In the end, motherhood is the leading half of a lifelong relationship. Twenty years from now, this will be crystal clear. There will be no denying their in-living-color personhood when they tower over us, all of their facilities finally at their full command. The people our children already are will be actualized, our size, the fruits of our labors unavoidably front and center, and we will not be thinking of them as another item on our agenda. They will be either be people that we have served well or people we have shortchanged. Plants we've either watered faithfully or neglected.
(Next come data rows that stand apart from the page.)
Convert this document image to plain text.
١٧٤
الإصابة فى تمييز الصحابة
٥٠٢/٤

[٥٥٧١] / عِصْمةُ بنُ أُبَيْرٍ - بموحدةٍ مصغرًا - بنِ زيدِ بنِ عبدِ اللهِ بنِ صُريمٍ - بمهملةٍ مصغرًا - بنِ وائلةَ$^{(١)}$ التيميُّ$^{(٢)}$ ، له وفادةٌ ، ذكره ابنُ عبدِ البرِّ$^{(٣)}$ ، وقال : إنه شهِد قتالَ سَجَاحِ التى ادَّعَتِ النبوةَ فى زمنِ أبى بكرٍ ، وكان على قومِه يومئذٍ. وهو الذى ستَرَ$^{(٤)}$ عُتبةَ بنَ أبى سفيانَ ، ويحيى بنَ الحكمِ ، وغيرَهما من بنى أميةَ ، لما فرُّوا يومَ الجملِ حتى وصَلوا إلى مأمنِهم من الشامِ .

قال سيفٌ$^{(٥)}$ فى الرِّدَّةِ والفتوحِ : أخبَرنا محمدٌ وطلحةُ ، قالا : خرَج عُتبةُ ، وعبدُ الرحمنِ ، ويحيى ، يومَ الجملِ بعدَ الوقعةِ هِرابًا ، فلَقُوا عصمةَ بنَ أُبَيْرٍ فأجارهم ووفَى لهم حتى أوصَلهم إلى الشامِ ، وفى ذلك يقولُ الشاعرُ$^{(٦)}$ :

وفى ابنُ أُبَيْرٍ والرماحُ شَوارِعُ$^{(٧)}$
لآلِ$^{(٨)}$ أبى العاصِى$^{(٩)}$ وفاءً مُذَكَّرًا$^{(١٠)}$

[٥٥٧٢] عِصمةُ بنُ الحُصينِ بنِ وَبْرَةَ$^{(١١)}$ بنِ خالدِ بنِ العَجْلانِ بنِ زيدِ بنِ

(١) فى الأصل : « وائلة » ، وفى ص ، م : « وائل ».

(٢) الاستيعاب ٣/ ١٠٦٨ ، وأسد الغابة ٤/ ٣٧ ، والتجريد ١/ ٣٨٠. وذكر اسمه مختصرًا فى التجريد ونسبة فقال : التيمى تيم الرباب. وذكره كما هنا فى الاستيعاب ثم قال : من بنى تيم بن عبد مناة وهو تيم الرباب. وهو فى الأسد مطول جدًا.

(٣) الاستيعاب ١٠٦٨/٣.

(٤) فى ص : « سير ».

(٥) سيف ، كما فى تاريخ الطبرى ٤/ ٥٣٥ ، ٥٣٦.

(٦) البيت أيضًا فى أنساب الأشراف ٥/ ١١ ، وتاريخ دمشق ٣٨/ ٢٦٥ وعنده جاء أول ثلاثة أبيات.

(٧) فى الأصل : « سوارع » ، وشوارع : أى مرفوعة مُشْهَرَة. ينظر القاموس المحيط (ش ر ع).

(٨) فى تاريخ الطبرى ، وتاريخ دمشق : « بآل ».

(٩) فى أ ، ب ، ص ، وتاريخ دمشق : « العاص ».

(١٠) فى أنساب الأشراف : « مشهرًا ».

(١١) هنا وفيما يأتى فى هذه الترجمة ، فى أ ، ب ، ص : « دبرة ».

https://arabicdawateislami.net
So I propose this: Let's just start thinking of our children as people NOW, skip that whole Cat's in the Cradle myopia and take the long view. Parenthood is about relationship-building, not efficiency. It's about richness of experience, not expediency. It's about shaping the contours of our children's character, not just their G.P.A..'s and their output. The best children's message T-shirt I ever spied implored: "Be patient with me. God's not finished with me yet." I endeavor to avoid the judgmental set that doesn't understand that. Our children are subject to our teaching and our influence - more completely than we prefer to pretend - but they are our earthly equals, and we should treat them that way from the beginning.
I'm looking forward to a time when throwing our children under the bus finally goes out of vogue. When the steady stream of articles in widely circulated national magazines de-permeate themselves of thinly veiled contempt? Parenthood is a state of being - and if we must infuse the private sphere with the rhetoric of the public, let's use the words "long-term investment" and "research and development" to describe what we're doing. Maybe that would sound more palatable, and maybe that would feed our well-conditioned needs for significance and recognition. Or maybe we should just drop the deadening corporate ethos of the working world entirely. I'm here to suggest we'd be better off if we did.
Ms Roiphe, don't lie to people.
By: domini | Thu, 09/03/2009 - 22:40
I read the article, and I don't appreciate people trying to gaslight me. Ms. Roiphe has just lost any credibility she might have had with me.
Roiphe explicitly asked in the article if any woman would trade having a baby for having written The House of Mirth. She goes on to make it very clear in her article that she saw having the baby as the most important thing on earth. She also took at least one overt potshot at feminism. She also complained about having to leave the baby to go to a book signing. That sound was thousands of women rolling their eyes at her. Most women who go back to work don't have a choice about it, and would love Roiphe's priviledged work-life balance.
A number of her students are well-placed and adoring (the Salon discussion was proof of this). For some of us out there, the question became "Why is this piece any different from what I can find at Parenting.com?" It isn't. It really was not worth the furor it caused. It said nothing new, interesting, or important.
Talk about how to balance a career and parenting. Talk about having a baby AND writing that Pulitzer prize winning novel while not neglecting your kids. Those would be interesting and new. Baby love is old, and Roiphe article wasn't a particularly interesting slant on it.
I read it because of the controversy. Now I want my five minutes back.